Grace before meals at Maguire House
On my third day at the orphanage, Kevin very kindly brought us on his tour. We visited the family of Moses, who had worked for Kevin as a builder and sadly died of malaria last year. Since he died the family have fallen on hard times as they have no income now. When we visited we found that one of the children was very ill. He is Moses’ nephew and lives in the house along with his mother, Moses’ widow, his 4 children and his old Aunty. We brought the child to the hospital where he was admitted and diagnosed with malnutrition. His Mother stayed with him in the hospital. I was really shocked at the conditions in the hospital and how over-crowded it was, but Mary told me that this hospital was much better than some of the other hospitals in Mombasa. Moses family are being sponsored now by the Mason family from Manchester. They have paid for the house to be fixed up and built a little shop so the family have an income again.
Mama Georgie
Children see their reflection in the jeep
Kevin also brought me to a clinic in Shanzu. The clinic is a drop-in centre for the local community where they can be tested and treated for Malaria and HIV. I met a lady there called Millicent who volunteers as a counsellor for people newly diagnosed as HIV positive.
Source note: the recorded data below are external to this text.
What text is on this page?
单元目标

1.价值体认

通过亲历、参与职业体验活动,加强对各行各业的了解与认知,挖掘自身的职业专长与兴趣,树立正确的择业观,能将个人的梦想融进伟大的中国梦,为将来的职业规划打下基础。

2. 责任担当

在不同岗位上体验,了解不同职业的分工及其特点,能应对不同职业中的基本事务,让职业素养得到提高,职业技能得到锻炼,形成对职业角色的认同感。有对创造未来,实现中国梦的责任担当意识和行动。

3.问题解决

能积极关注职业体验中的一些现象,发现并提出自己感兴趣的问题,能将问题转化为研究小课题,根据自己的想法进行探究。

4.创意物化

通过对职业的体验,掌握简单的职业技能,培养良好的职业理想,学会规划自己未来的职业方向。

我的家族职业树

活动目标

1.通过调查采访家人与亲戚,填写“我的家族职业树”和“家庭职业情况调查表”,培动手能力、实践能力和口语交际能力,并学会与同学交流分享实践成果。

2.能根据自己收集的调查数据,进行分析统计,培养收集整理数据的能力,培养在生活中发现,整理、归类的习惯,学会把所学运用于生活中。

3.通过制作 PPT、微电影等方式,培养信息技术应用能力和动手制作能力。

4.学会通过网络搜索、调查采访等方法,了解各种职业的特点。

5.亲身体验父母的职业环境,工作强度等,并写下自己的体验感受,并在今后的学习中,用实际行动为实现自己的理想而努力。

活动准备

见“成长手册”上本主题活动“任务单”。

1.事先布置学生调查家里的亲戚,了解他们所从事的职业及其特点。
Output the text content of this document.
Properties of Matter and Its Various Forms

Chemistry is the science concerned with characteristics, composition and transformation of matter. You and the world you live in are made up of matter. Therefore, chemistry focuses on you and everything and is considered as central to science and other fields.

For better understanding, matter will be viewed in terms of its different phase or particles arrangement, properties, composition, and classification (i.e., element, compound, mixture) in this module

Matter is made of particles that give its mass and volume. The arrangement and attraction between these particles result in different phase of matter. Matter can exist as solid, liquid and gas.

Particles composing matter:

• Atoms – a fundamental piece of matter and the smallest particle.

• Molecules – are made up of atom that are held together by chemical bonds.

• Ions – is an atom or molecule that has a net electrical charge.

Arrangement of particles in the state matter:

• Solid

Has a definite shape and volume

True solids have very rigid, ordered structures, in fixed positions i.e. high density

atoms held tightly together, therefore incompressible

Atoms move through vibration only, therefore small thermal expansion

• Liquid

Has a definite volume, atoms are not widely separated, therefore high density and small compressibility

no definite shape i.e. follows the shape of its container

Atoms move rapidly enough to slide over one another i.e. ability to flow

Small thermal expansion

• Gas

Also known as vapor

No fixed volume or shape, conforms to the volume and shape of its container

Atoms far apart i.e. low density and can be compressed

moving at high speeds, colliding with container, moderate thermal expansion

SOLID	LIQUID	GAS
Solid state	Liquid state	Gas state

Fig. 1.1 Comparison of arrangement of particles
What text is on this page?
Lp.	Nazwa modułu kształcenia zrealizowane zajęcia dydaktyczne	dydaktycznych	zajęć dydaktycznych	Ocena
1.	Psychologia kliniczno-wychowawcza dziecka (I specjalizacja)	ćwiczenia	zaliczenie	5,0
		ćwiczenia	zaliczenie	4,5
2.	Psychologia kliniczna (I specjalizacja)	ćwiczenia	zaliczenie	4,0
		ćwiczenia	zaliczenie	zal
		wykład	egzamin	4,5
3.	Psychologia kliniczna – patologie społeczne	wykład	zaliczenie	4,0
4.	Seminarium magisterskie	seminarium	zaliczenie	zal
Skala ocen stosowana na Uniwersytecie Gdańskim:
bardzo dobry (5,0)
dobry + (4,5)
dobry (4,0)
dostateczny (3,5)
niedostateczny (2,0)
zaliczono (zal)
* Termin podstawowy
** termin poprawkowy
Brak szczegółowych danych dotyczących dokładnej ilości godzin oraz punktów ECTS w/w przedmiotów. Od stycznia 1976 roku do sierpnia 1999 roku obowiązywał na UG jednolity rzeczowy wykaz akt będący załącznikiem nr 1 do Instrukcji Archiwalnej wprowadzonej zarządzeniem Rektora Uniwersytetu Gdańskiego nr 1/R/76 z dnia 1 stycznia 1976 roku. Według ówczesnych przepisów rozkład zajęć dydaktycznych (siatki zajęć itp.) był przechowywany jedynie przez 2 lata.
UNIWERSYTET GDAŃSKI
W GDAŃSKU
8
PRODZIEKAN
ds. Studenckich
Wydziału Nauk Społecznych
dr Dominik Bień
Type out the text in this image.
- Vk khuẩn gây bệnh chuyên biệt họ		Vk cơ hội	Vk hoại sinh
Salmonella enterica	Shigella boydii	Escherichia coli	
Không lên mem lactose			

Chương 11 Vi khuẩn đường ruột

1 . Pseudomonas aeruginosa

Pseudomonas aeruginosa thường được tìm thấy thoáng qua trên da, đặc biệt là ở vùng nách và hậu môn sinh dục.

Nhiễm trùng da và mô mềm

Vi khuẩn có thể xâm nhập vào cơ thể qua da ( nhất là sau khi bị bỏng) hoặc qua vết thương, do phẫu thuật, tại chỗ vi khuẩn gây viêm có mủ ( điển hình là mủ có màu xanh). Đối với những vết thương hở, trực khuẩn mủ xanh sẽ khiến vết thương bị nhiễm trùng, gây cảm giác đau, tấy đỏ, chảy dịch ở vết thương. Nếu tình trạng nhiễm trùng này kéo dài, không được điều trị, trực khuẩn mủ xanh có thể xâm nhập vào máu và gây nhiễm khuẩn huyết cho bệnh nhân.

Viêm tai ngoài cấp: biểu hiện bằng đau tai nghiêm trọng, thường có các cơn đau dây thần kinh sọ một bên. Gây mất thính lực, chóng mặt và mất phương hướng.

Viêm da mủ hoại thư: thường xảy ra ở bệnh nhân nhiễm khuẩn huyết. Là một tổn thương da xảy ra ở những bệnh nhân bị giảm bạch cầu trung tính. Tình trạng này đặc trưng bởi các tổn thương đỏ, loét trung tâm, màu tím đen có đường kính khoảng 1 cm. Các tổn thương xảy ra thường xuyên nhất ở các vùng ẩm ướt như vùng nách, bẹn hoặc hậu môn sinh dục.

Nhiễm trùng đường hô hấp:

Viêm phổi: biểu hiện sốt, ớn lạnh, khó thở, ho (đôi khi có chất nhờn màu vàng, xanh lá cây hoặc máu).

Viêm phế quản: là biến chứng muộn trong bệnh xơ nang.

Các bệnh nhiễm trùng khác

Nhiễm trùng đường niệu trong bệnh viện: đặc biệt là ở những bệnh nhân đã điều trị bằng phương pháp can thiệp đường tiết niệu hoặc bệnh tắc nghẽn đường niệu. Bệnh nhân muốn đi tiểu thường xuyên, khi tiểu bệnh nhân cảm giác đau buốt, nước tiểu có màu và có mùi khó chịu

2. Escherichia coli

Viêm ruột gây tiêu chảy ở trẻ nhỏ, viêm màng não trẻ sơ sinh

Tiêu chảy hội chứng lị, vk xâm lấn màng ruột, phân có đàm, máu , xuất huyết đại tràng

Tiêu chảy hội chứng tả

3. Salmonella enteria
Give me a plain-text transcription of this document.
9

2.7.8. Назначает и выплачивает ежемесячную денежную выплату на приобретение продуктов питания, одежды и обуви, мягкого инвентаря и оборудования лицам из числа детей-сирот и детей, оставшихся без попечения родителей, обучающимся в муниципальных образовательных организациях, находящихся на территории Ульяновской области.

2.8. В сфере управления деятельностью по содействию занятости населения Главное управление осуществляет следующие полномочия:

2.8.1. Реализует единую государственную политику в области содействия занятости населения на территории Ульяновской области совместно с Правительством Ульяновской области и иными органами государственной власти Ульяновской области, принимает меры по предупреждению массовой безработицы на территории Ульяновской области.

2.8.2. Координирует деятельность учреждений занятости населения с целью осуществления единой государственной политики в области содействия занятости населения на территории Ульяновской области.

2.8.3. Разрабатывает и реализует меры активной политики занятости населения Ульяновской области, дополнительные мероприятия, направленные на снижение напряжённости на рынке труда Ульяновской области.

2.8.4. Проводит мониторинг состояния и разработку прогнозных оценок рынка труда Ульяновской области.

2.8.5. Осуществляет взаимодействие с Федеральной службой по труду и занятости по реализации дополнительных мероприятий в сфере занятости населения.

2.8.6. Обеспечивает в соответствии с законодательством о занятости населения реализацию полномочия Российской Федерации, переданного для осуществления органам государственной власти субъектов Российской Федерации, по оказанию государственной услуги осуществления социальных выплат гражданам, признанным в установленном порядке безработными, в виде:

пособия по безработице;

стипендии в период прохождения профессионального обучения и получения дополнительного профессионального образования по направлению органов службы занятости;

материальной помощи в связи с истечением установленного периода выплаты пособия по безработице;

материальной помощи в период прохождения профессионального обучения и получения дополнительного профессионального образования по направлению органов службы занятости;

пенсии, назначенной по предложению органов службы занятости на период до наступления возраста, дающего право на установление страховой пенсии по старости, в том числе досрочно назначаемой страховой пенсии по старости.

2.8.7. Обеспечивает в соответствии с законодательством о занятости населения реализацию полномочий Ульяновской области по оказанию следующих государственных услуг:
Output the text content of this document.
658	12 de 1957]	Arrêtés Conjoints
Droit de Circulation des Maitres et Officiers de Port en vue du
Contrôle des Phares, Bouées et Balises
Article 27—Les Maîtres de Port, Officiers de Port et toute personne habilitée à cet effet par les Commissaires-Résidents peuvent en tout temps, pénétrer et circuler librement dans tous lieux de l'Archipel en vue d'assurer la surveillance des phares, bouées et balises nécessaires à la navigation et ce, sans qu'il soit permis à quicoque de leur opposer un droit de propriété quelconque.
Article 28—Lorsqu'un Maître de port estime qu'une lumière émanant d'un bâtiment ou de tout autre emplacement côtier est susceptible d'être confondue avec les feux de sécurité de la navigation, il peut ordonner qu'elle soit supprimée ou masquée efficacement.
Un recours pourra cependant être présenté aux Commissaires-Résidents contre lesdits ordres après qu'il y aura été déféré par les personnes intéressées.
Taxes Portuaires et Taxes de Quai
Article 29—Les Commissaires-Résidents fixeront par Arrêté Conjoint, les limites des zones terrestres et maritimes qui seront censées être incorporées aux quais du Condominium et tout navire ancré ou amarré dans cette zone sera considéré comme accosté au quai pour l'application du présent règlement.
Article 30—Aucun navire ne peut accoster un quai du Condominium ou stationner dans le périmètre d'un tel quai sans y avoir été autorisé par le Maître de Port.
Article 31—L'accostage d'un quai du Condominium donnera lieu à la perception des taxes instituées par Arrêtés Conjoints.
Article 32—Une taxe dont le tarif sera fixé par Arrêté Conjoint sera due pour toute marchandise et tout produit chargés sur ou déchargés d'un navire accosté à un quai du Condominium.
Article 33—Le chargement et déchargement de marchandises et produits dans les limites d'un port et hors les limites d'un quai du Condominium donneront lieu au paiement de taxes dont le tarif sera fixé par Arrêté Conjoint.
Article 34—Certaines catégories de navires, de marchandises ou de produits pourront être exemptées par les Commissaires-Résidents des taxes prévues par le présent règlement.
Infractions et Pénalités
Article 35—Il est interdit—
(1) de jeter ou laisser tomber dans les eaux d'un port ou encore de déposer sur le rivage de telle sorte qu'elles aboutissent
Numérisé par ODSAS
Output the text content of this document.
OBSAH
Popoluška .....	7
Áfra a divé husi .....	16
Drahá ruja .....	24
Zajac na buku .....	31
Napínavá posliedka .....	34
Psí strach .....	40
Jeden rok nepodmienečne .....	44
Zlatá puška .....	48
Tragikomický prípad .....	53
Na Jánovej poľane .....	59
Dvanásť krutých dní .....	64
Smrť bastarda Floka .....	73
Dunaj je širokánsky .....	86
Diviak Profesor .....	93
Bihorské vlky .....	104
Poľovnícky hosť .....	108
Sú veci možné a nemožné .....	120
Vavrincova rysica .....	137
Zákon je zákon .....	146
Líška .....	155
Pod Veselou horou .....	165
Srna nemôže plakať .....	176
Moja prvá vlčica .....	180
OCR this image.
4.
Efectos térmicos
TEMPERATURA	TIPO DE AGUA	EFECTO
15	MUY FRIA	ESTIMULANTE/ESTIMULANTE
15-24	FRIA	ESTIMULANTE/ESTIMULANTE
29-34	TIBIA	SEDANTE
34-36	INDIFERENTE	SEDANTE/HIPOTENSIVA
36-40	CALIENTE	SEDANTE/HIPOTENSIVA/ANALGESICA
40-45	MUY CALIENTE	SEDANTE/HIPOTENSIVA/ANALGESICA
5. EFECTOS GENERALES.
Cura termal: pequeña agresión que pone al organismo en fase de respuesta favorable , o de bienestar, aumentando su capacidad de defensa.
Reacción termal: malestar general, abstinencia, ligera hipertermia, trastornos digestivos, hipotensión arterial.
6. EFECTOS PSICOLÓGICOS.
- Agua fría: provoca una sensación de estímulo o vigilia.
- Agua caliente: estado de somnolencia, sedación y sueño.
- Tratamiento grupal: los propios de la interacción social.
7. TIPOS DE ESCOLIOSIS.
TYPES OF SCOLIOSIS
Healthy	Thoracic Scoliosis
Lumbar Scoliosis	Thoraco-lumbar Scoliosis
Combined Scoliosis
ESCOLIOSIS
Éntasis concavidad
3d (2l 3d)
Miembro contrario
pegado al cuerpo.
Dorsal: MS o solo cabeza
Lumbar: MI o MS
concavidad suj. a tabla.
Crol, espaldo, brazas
She is HIV positive herself and her husband died of AIDs a few years back. Millicent has 5 children, one of whom, Verah, is studying journalism in Mombasa University. However, she can’t fnish her diploma as the relative who was previously paying her fees has fallen ill and can no longer afford it. This womans story really made me realize how much we take things for granted in the Western world. For less than £200 this girl can finish her education and hopefully get a good job so she can support her mother and break the cycle of poverty in her family at least. So I sent out a begging email to my friend Tom who responded immediately and said he would be happy to donate all of the money for the fees. I was delighted to be able to ring Millicent and let her know. I met her and Verah a couple of days later in Mtwapa for a coffee and a few days later I went with Millicent to the University to pay the fees on their behalf. Millicent also very kindly invited me to her home so I went to meet her, Verah, and her other daughter in their house on my last day in Kenya.
Maria & Millicent
During my time in Kenya, I also went with Nuala, Jane and Bridget to the feeding station. I was completely overwhelmed. It is arranged and paid for by the local Indian community. They feed approximately 1500 children every week. Some of the children walk for miles to get to the station, often with a younger brother or sister on their back and it may well be the only decent meal they eat all week. They are divided into groups of 4 and given a platter of rice and beans to share. They are also provided with a banana and bag of corn flour to bring home. It was a very humbling experience. We also met a very lovely Indian couple there who were kind enough to take us out for the day the following weekend.
The Feeding Station Kikambala
Feeding Station
All in all my experience in Kenya was wonderful and I was astonished by Mary and Kevins generosity, kindness and relentless energy. The orphanage is truly a sanctuary for the children in the midst of the appalling poverty in the surrounding villages.
Village Toddler
It is only with continued generosity of donors that their good work can continue and the orphanage can continue to provide a safe environment for these young children to grow up in.